Tatsächlich ist der Fall heikel, denn Deutschlandradio ist wie ARD und ZDF ein öffentlich-rechtlicher, von Rundfunkgebühren finanzierter Sender – und hat damit einen Grundversorgungsauftrag. Daraus ergibt sich auch eine Pflicht zur Verbreitung der Programme.

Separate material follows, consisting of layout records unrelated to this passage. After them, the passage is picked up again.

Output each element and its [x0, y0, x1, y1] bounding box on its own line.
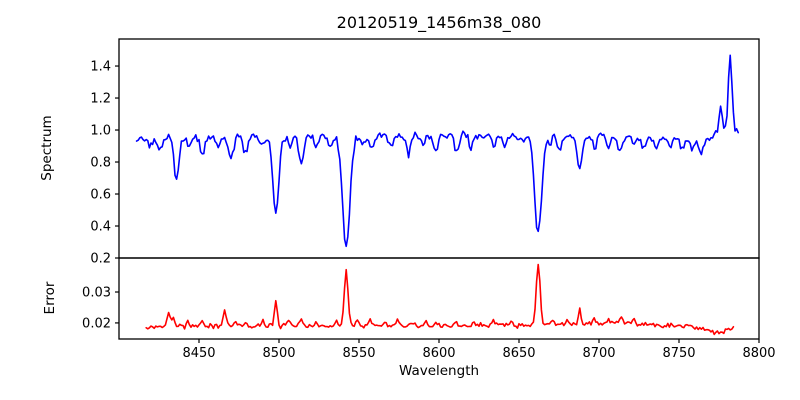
error-x-tick-label: 8650 — [502, 346, 535, 361]
error-line — [145, 263, 735, 336]
spectrum-y-tick-label: 0.6 — [90, 188, 111, 203]
error-y-tick-label: 0.03 — [82, 286, 111, 301]
error-plot-frame — [118, 257, 760, 340]
spectrum-y-tick-label: 1.4 — [90, 60, 111, 75]
spectrum-y-tick-label: 0.2 — [90, 252, 111, 267]
spectrum-line — [135, 54, 740, 248]
chart-title: 20120519_1456m38_080 — [336, 13, 542, 32]
spectrum-y-tick-label: 0.4 — [90, 220, 111, 235]
error-x-tick-label: 8450 — [182, 346, 215, 361]
wavelength-x-axis-label: Wavelength — [398, 363, 480, 379]
spectrum-y-tick-label: 1.0 — [90, 124, 111, 139]
error-x-tick-label: 8750 — [662, 346, 695, 361]
spectrum-plot-frame — [118, 38, 760, 259]
spectrum-y-tick-label: 0.8 — [90, 156, 111, 171]
spectrum-y-tick-label: 1.2 — [90, 92, 111, 107]
error-x-tick-label: 8700 — [582, 346, 615, 361]
error-x-tick-label: 8800 — [742, 346, 775, 361]
error-x-tick-label: 8600 — [422, 346, 455, 361]
error-x-tick-label: 8500 — [262, 346, 295, 361]
error-x-tick-label: 8550 — [342, 346, 375, 361]
error-y-tick-label: 0.02 — [82, 316, 111, 331]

Der Streit ist nicht neu: ARD und ZDF hatten sich mit den deutschen Kabelnetzbetreibern – neben Unitymedia ist dies Vodafone – einen langjährigen Rechtsstreit um Einspeiseentgelte geliefert. Dieser wurde 2017 beigelegt, die öffentlich-rechtlichen Sender müssen demnach für die Einspeisung ihrer Programme zahlen. Die Einigung umfasst aber nur ARD und ZDF und nicht die Hörfunkprogramme des Deutschlandradios.

Der Biberacher Bundestagsabgeordnete Martin Gerster kritisiert den Streit scharf: "Der aktuelle Zustand ist für mich nicht hinnehmbar." Mit Blick auf Unitymedia mahnt der SPD-Politiker, der Betreiber unterliege einer gesellschaftlichen Verantwortung. "Keiner hat Verständnis dafür, wenn Programme, für die öffentlich-rechtliche Beiträge erhoben werden, nicht zu empfangen sind. Der aktuelle Zustand ist Wasser auf die Mühlen jener Populisten, die die Axt an den öffentlich-rechtlichen Rundfunk legen wollen." In Briefen an Hörfunkrats-Mitglied Martin Rabanus, Unitymedia-Chef Winfried Rapp und die für den Rundfunkstaatsvertrag federführende Ministerpräsidentin Malu Dreyer (SPD) fordert Gerster zügige Abhilfe.